Maîtres, SVP de la raison et de la mesure !

Maîtres, SVP de la raison et de la mesure !

 

Quand on lit le communiqué publié par l’Ordre National des Avocats de Tunisie en réaction au projet de loi des Finances 2017, on est surpris par le ton véhément pour ne pas dire virulent qui le caractérise de bout en bout. On y lit des termes choquants comme le fait de qualifier le projet de loi des Finances de non-patriotique et qu’il peut mettre en péril la stabilité sociale du pays en raison de ses incidences catastrophiques sur le barreau. Sans parler de ces verbes qui donnent un goût amer du genre : dénoncer, condamner et autres du même acabit. La chute est particulièrement violente puisqu’on y parle de l’incapacité des gouvernements successifs à traiter les problèmes économiques et sociaux, ce qui ne justifie pas l’attaque sauvage contre les catégories appauvries du peuple et du barreau tunisien à travers le projet non-patriotique de la loi des finances 2017.

La colère est mauvaise conseillère et il est certain que le communiqué a été écrit sous le coup de la colère. Mais quand on apprend que la réunion du bureau de l’Ordre national des avocats a mis six heures pour nous gratifier de ce texte, on est en droit d’être inquiet. Car pour diaboliser cette profession noble il n’y a pas mieux que ce genre de communiqué dans la situation particulièrement difficile que traverse la Tunisie.
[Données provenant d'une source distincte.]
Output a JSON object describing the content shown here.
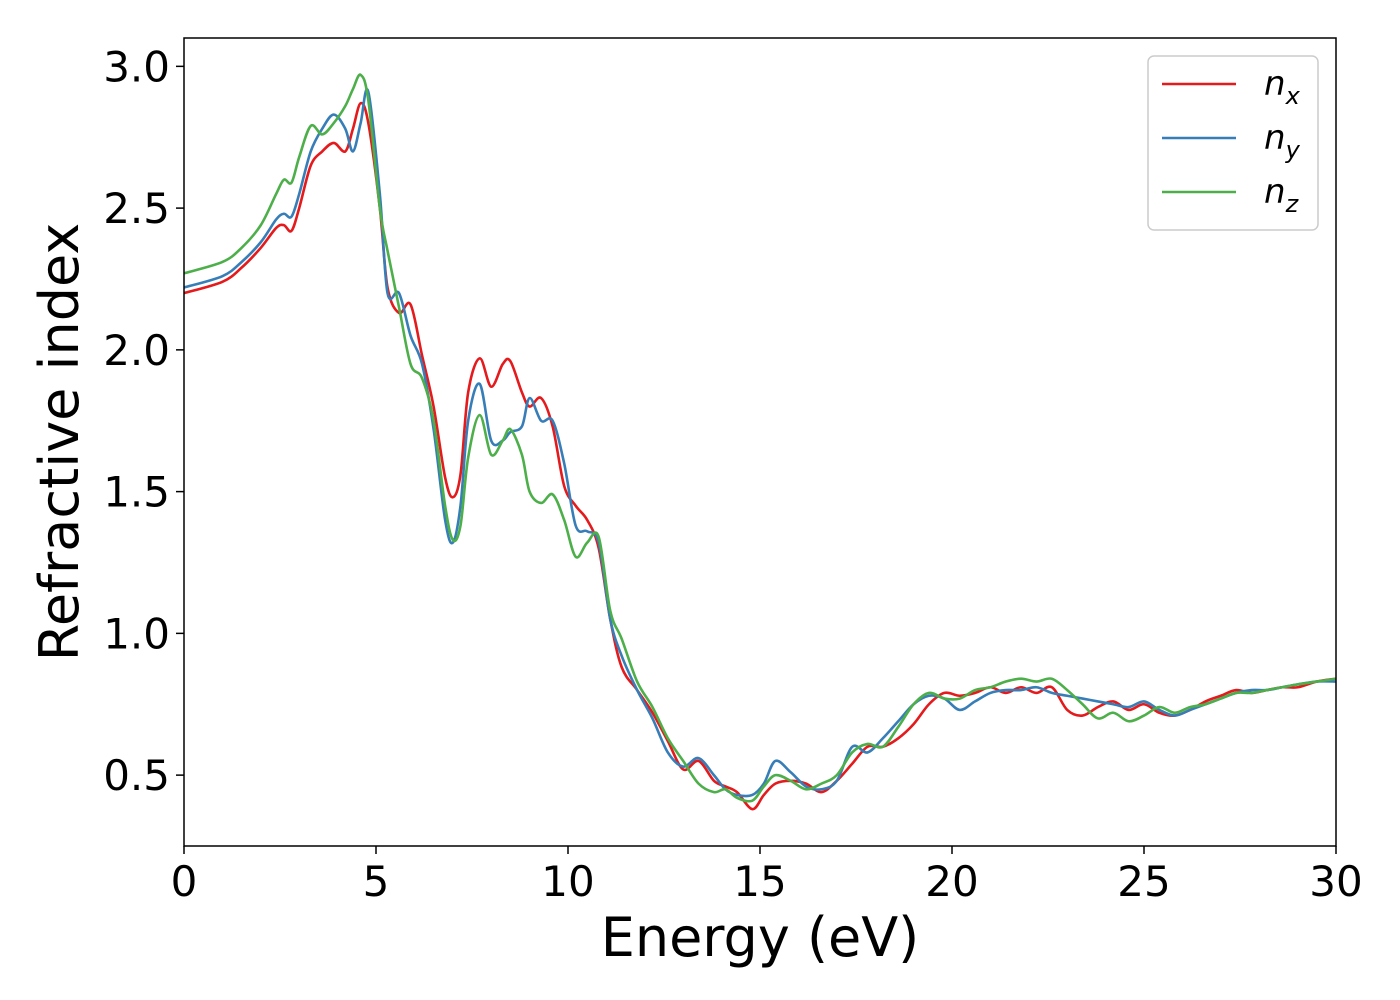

Personne ne peut contester le rôle joué par les avocats dans toutes les phases décisives de l’histoire nationale. Les avocats ont été les fers de lance du mouvement de libération nationale. Les grands leaders ont été dans leur grande majorité des avocats en commençant par le plus illustre parmi eux, Habib Bourguiba. Ce sont aussi des avocats qui ont donné leurs lettres de noblesse à l’action politique par leur patriotisme et leur dévouement au service de la patrie. Ce sont également des avocats qui ont été à l’avant-garde du combat en faveur des droits de l’homme. Si la Tunisie peut s’enorgueillir de disposer de la plus ancienne ligue de défense des droits de l’homme en Afrique et dans le monde arabe, on le doit surtout à des avocats de talent. Cette profession a été aussi à l’origine du triomphe de la révolution de la liberté et de la dignité en 2010-2011. Personne ne peut oublier cette manifestation des hommes et femmes en robe noire devant le Palais de Justice dans les derniers jours du soulèvement qui allait emporter le régime autoritaire de Ben Ali. Au cours des six dernières années ce sont aussi des avocats qui ont donné un sens à cette étape décisive de l’histoire nationale. Le sacrifice suprême de Me Chokri Belaïd sur l’autel de la liberté retrouvée ne peut jamais être occulté. Le rôle primordial de Me Béji Caïd Essebsi premier président de la seconde république dans le rééquilibrage du paysage politique ne sera pas non plus oublié.

Dans ces conditions, on aurait souhaité trouver auprès de cette profession noble celle de la défense de la veuve et de l’orphelin selon l’image d’Epinal oh combien évocatrice, plus de raison et de mesure. L’esprit corporatiste qui émane de leur communiqué est dangereux et inquiétant. Dangereux car chaque corps de métier va, selon cette optique, défendre ses intérêts étriqués sans prendre en considération l’intérêt supérieur de la nation qui lui doit primer. Inquiétant dans la mesure que l’on va rentrer dans le cycle vicieux de l’escalade dont on sait quand il commence mais sans jamais savoir quand il va se terminer et surtout où il va mener.

C’est par le dialogue et rien que le dialogue que tout peut être réglé. A ce qu’on sache, le gouvernement n’a jamais fermé les portes du dialogue. Pressé par des délais constitutionnels, il a déposé son projet sur le bureau de l’assemblée et celui-ci comme son nom l’indique n’est encore qu’un projet. Les députés où figurent des avocats de talent a toute latitude de modifier le texte quand les arguments sont valables.

Le corps des avocats comme tous les corps de métier a l’obligation de s’acquitter de son devoir fiscal. La solidarité et la justice sociales sont à ce prix. Le communiqué laisse malheureusement transparaître le contraire. Il est impérieux que cette impression soit modifiée. Pour le bien de tous et en premier lieu, celui des avocats eux-mêmes. Car à l’évidence l’Ordre national des avocats a raté le coche cette fois-ci. Car ne l’oublions jamais, tout ce qui est excessif est insignifiant.